School districts improve chronic absenteeism stats
In late 2018, the Chambers County Board of Education hired a truancy officer to combat the growing population of students who had multiple unexcused absences.
The school district partnered with the Chambers County Sheriff’s Office to hire Tseyonka Davidson to work in the district’s central office and look at attendance data for the county.
The result has been about a six percent drop in the district’s overall chronic absenteeism, with some schools seeing more significant decreases.
John P. Powell Middle School’s chronic absenteeism rate dropped from 16.22 percent in 2018 to 6.8 percent, accounting for a 9.42 percent decrease, according to the Alabama State Department of Education report card released in October.
Five Points Elementary experienced similar results with about an 8 percent decrease, going from 14.18 percent to 5.88 percent in chronic absenteeism.
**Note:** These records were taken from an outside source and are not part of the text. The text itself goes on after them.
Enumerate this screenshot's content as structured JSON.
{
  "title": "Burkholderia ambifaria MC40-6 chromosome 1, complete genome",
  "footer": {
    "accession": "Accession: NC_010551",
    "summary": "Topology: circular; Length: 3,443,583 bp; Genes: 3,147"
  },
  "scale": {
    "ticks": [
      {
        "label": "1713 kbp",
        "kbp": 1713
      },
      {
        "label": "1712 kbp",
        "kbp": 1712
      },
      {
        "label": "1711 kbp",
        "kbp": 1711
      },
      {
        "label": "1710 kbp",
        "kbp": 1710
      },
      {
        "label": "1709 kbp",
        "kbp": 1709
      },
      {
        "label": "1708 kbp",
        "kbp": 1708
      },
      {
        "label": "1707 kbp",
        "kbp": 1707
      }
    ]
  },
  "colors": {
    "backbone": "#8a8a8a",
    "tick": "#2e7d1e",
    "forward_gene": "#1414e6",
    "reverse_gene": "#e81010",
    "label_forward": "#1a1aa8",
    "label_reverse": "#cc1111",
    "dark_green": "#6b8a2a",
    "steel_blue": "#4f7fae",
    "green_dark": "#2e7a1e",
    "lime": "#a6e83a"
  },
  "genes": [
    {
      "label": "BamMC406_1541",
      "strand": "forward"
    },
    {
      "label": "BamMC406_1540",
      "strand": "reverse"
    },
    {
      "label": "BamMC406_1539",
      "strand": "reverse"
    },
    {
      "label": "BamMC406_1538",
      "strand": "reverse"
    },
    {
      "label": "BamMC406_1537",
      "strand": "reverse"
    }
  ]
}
Fairfax Elementary, LaFayette-Lanier Elementary and W.F. Burns Middle School also saw decreases of more than 6 percent from the previous year, based on results from the report card. Every school in the district saw at least a small reduction in chronic absenteeism based on the report card.
The Lanett City School System also showed improvements with chronic absenteeism. The Lanett Junior High School and Lanett Senior High School both experienced decreases, with the junior high school dropping from 15.39 percent to 7.09 percent.
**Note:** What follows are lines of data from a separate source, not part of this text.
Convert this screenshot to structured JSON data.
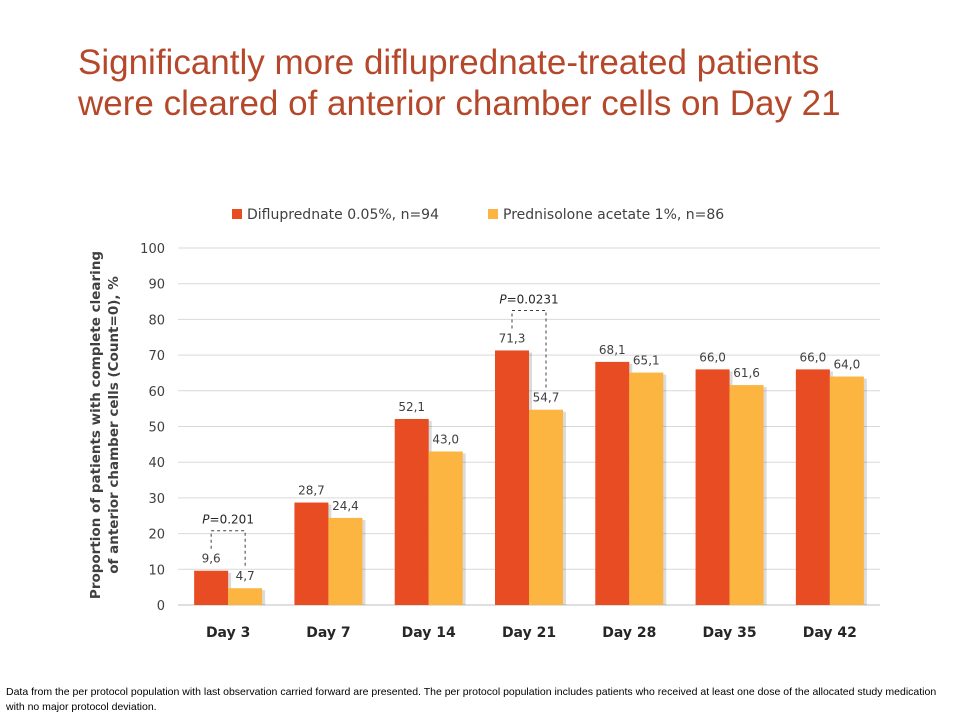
{
  "slide": {
    "title": "Significantly more difluprednate-treated patients were cleared of anterior chamber cells on Day 21",
    "footnote": "Data from the per protocol population with last observation carried forward are presented. The per protocol population includes patients who received at least one dose of the allocated study medication with no major protocol deviation."
  },
  "chart_data": {
    "type": "bar",
    "title": "",
    "xlabel": "",
    "ylabel": "Proportion of patients with complete clearing of anterior chamber cells (Count=0), %",
    "ylabel_lines": [
      "Proportion of patients with complete clearing",
      "of anterior chamber cells (Count=0), %"
    ],
    "categories": [
      "Day 3",
      "Day 7",
      "Day 14",
      "Day 21",
      "Day 28",
      "Day 35",
      "Day 42"
    ],
    "series": [
      {
        "name": "Difluprednate 0.05%, n=94",
        "color": "#e84c22",
        "values": [
          9.6,
          28.7,
          52.1,
          71.3,
          68.1,
          66.0,
          66.0
        ],
        "labels": [
          "9,6",
          "28,7",
          "52,1",
          "71,3",
          "68,1",
          "66,0",
          "66,0"
        ]
      },
      {
        "name": "Prednisolone acetate 1%, n=86",
        "color": "#fbb540",
        "values": [
          4.7,
          24.4,
          43.0,
          54.7,
          65.1,
          61.6,
          64.0
        ],
        "labels": [
          "4,7",
          "24,4",
          "43,0",
          "54,7",
          "65,1",
          "61,6",
          "64,0"
        ]
      }
    ],
    "ylim": [
      0,
      100
    ],
    "yticks": [
      0,
      10,
      20,
      30,
      40,
      50,
      60,
      70,
      80,
      90,
      100
    ],
    "grid": true,
    "legend": "top",
    "annotations": [
      {
        "category": "Day 3",
        "p_prefix": "P",
        "p_text": "=0.201"
      },
      {
        "category": "Day 21",
        "p_prefix": "P",
        "p_text": "=0.0231"
      }
    ]
  }
}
Chambers County Superintendent Kelli Hodge said the district has always had a concern about chronic absenteeism but it really started paying attention when the state measured the matter on the report card.
“We started paying attention to it in a different way,” she said.
That different way equated to the hiring of deputy Davidson from the sheriff’s office.
Hodge said Davidson tries to establish a relationship with the students before they miss multiple days.
“We try to be proactive instead of reactive,” she said. “(Davidson) is so good with the kids no matter the age, and he has started to mentor several of them throughout the district.”
Davidson said the first thing he noticed once on the job was that many parents and children didn’t know there was a law about their children not going to school. According to district policy, a child can be held back a grade with more than 10 unexcused absences, he said. The tenth absence isn’t a guaranteed failure, but it starts a process of letting the parent know that no more unexcused days will be tolerated.
Once Davidson starts to notice a child with multiple unexcused absences, he’ll send a letter home to the parents. Next, he may make a home visit to talk to parents about what is happening, while setting a meeting with himself, the parents and the principal of the school.
If problems continue to occur, there is another meeting with the same parties, adding in the superintendent.
“After that, then they have to go to court,” Davidson said.
He said the presence of law enforcement at somebody’s home usually shocks the parents to the point they start to make sure their child gets to school. He said just showing up at the home stops most of the problems.
“Once I write a petition and put them in front of a judge, most people say they are not going to jail for their kid not going to school,” Davidson said.
He has made a recommendation to judges in Chambers County that the parents who don’t make their child go to school, they must spend as many days in the Chambers County Detention Facility for the number of unexcused absences for the student. However, that punishment has never occurred, he said.
During his time as a truancy officer, he has faced tough decisions such as turning children over to the Chambers County Department of Human Services because of conditions he’s seen while making home visits.
Also, because he is a sworn officer, he has made arrests due to drugs in the home of some parents.
“Sometimes, the kids don’t have lights or hot water in the home,” Davidson said. “You just never know what you will get into when visiting a home.”
He said most of the time when children are consistently missing school or chronically late, it’s because they live outside of the school district or the parents are involved with drugs.
Davidson is from the area, growing up in West Point, so having personal knowledge of many of the families helps his cause a bit.
He said he doesn’t tell any students they are a bad child or look down upon them because he can relate to some of the external issues happening outside of the classroom.
“When they go home, they are getting hollered at all night long, and nobody is there to tell them that they love them and care about them,” Davidson said.
As a branch of his position, he has a group of about 24 students at Valley High School called the Project League. It’s a group of students who are not bad kids but need guidance, he said.
“We teach them how to be leaders in the schools and the community,” he said.
He said the group goes to eat on occasion and goes fishing on weekends. Davidson also said it is about letting the students know somebody is there for them and cares about their wellbeing.
“That helps a lot,” he said.
Lanett Attendance Officer Whittany Nolen said the district tries to combat absenteeism as well by building relationships with students and parents, as well as helping the parents understand the importance of the child being in the classroom.
“We provide literature to the parents that shows them how much instruction the student will miss by how days they are missing,” she said.
Other initiatives include what Lanett calls an “all-call,” which is precisely what it sounds like — a call to all parents who sign up for a service. Nolen said these calls could be used to let parents know what is being taught in the classroom, and if their child isn’t in school, they are missing out.
“Building relationships with the kids and letting them know we miss them when they are gone is key,” Nolen said. “That goes a long way.”